January 20, 2012
Have Christians always believed homosexuality is a sin? Has that stance been our consistent practice over the two millennia since Christ died and the first Christian communities took shape? Would knowing the answer to that question, one way or the other, carry much weight with us?
Quakers don’t have much official use for tradition, as opposed to (say) Roman Catholics. Nevertheless, we often cling to traditional ways. If something has been that way ‘from the beginning,’ it gathers a certain weight with us.
So how about homosexuality? Have Christians had a consistent practice of viewing homosexuality as a sin? If we take our eyes off the five ambiguous Bible passages for a moment, what has been the subsequent lived experience of Christian communities over two millennia? Did early Christians act as if they saw the same ‘homosexuality is a sin’ teaching in the Bible that many profess today?
Until 1980, no one much doubted that Christians always considered homosexuality as a sin, so settled had the negative view become. In that year, however, John Boswell published Christianity, Social Tolerance and Homosexuality: Gay People in Western Europe from the Beginning of the Christian Era to the Fourteenth Century (Chicago: University of Chicago Press, 1980). CSTH (as the title is often abbreviated) completely upended our understanding of homosexuality in the early church.
It is 442 pages long and now in its eighth printing — astonishing for an academic work. It is well worth reading, even now, 32 years after its publication.
An observant Roman Catholic, Boswell was a young scholar with an unusual gift for languages, ancient and modern. He had a Harvard Ph.D. and was an assistant professor at Yale in the History department when the book was published. CSTH is meticulously researched and documented. It won many awards and prizes in the history profession. It has generated a flood of subsequent scholarship, some of it extending his thesis, some criticizing parts of what he says. Still, the main arguments of CSTH have held up well in in the view of the scholarship that followed.
Here is another scholar’s brief summary of the Boswell thesis in CSTH. “Four main points form the narrative for the book: First, that Christianity had come into existence in an era of Greek and Roman tolerance for same-sex eroticism. Second, that nothing in the Christian scriptures or early tradition required a hostile assessment of homosexuality; rather, that such assessments represented a misreading of scripture. Third, that early medieval Christians showed no real animosity toward same-sex eroticism. Fourth, that it was only in the twelfth and thirteenth centuries that Christian writers formulated a significant hostility towards homosexuality, and then read the hostility back into their scriptures and early tradition.” (Mathew Kuefler, “The Boswell Thesis,” 2006.)
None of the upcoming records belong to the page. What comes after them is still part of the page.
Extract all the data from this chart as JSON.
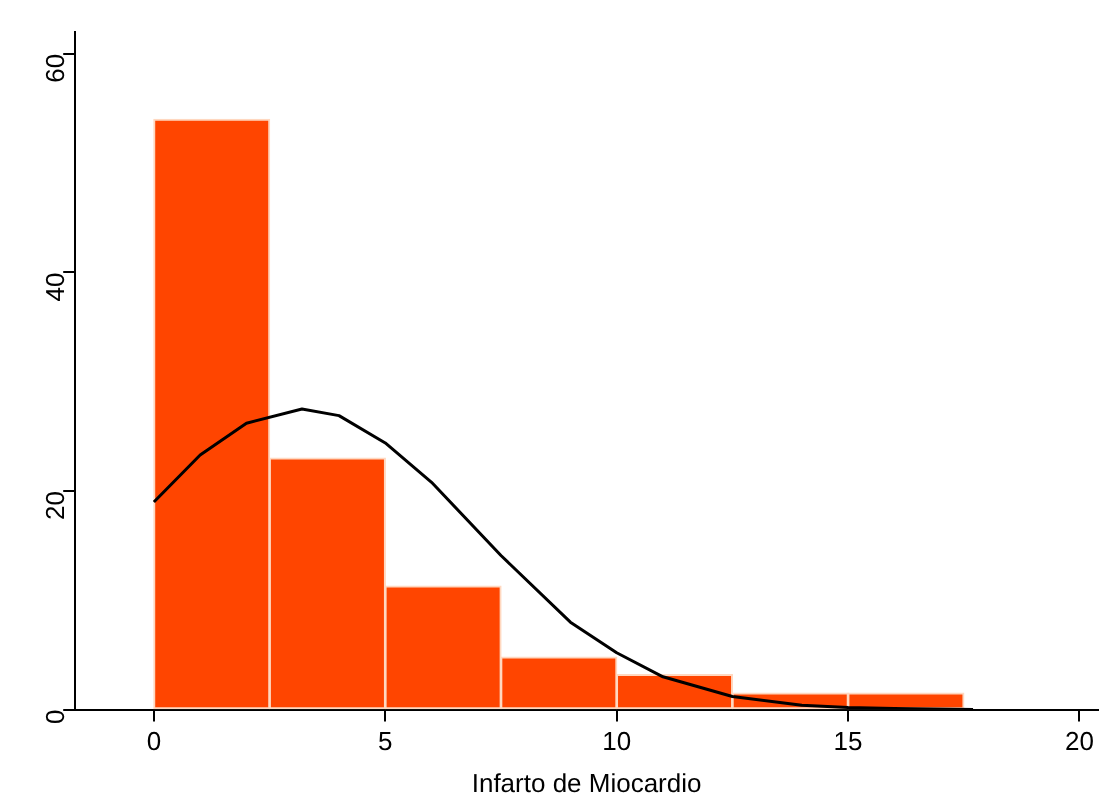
{
  "chart_data": {
    "type": "histogram",
    "xlabel": "Infarto de Miocardio",
    "bins": [
      0,
      2.5,
      5,
      7.5,
      10,
      12.5,
      15,
      17.5
    ],
    "series": [
      {
        "color": "#ff4500",
        "values": [
          54,
          23,
          11.3,
          4.8,
          3.2,
          1.5,
          1.5
        ]
      },
      {
        "type": "line",
        "color": "#000000",
        "x": [
          0,
          1,
          2,
          3.2,
          4,
          5,
          6,
          7.5,
          9,
          10,
          11,
          12.5,
          14,
          15,
          16,
          17.7
        ],
        "values": [
          19,
          23.3,
          26.2,
          27.5,
          26.9,
          24.4,
          20.8,
          14.1,
          8,
          5.2,
          3,
          1.2,
          0.4,
          0.2,
          0.1,
          0
        ]
      }
    ],
    "xlim": [
      -1.7,
      20.4
    ],
    "xticks": [
      0,
      5,
      10,
      15,
      20
    ],
    "ylim": [
      0,
      62
    ],
    "yticks": [
      0,
      20,
      40,
      60
    ],
    "grid": false,
    "legend": false,
    "marker": "none",
    "line_style": "solid"
  }
}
“… and then read the hostility back into their scriptures…” We should take notice.
How could we have forgotten all this? Because once homosexuality did come to be viewed as a sin in the 12th century or so, those drawn to same-sex erotic behavior had to make themselves invisible or else face persecution. In 1553, for example (but not before), homosexual behavior became a hanging crime in England. Gay people disappeared from sight. And so knowledge of any sort about same-sex eroticism disappeared – disappeared, that is, until a scholar carefully combed old records and texts, and brought forth a new understanding of social and religious tolerance of homosexuality in the Church’s first millennium.
One thing that has emerged from the scholarship spawned by CSTH is that the turn toward declaring homosexuality a sin and the subsequent persecution of homosexuals, came at about the same time that persecution began against others who could be labeled outsiders: Jews and lepers, for example. [See, for example, R. I. Moore, The Formation of a Persecuting Society: Power and Deviance in Western Europe, 950-1250 (Oxford: Blackwell, 1987).]
Once we recognize that the Church in its first thousand years did not regard homosexuality as a sin, what changes for us? I believe we need to question whether we are reading correctly those three New Testament verses: Romans 1:21-32, I Corinthians 6:9-10, I Timothy 1:9-10. If early Christians did not read those as saying that homosexuality is a sin, why should we?
Once a conviction that something is wrong takes hold, it can be hard to root out. Boswell puts on the frontispiece to CSTH a quotation from Moritz Goldstein about anti-Semitic views: “We can easily reduce our detractors to absurdity and show them their hostility is groundless. But what does this prove? That their hatred is real. When every slander has been rebutted, every misconception cleared up, every false opinion about us overcome, intolerance itself will remain finally irrefutable.” I pray that Goldstein is wrong; I pray that this time we can overcome a prejudice.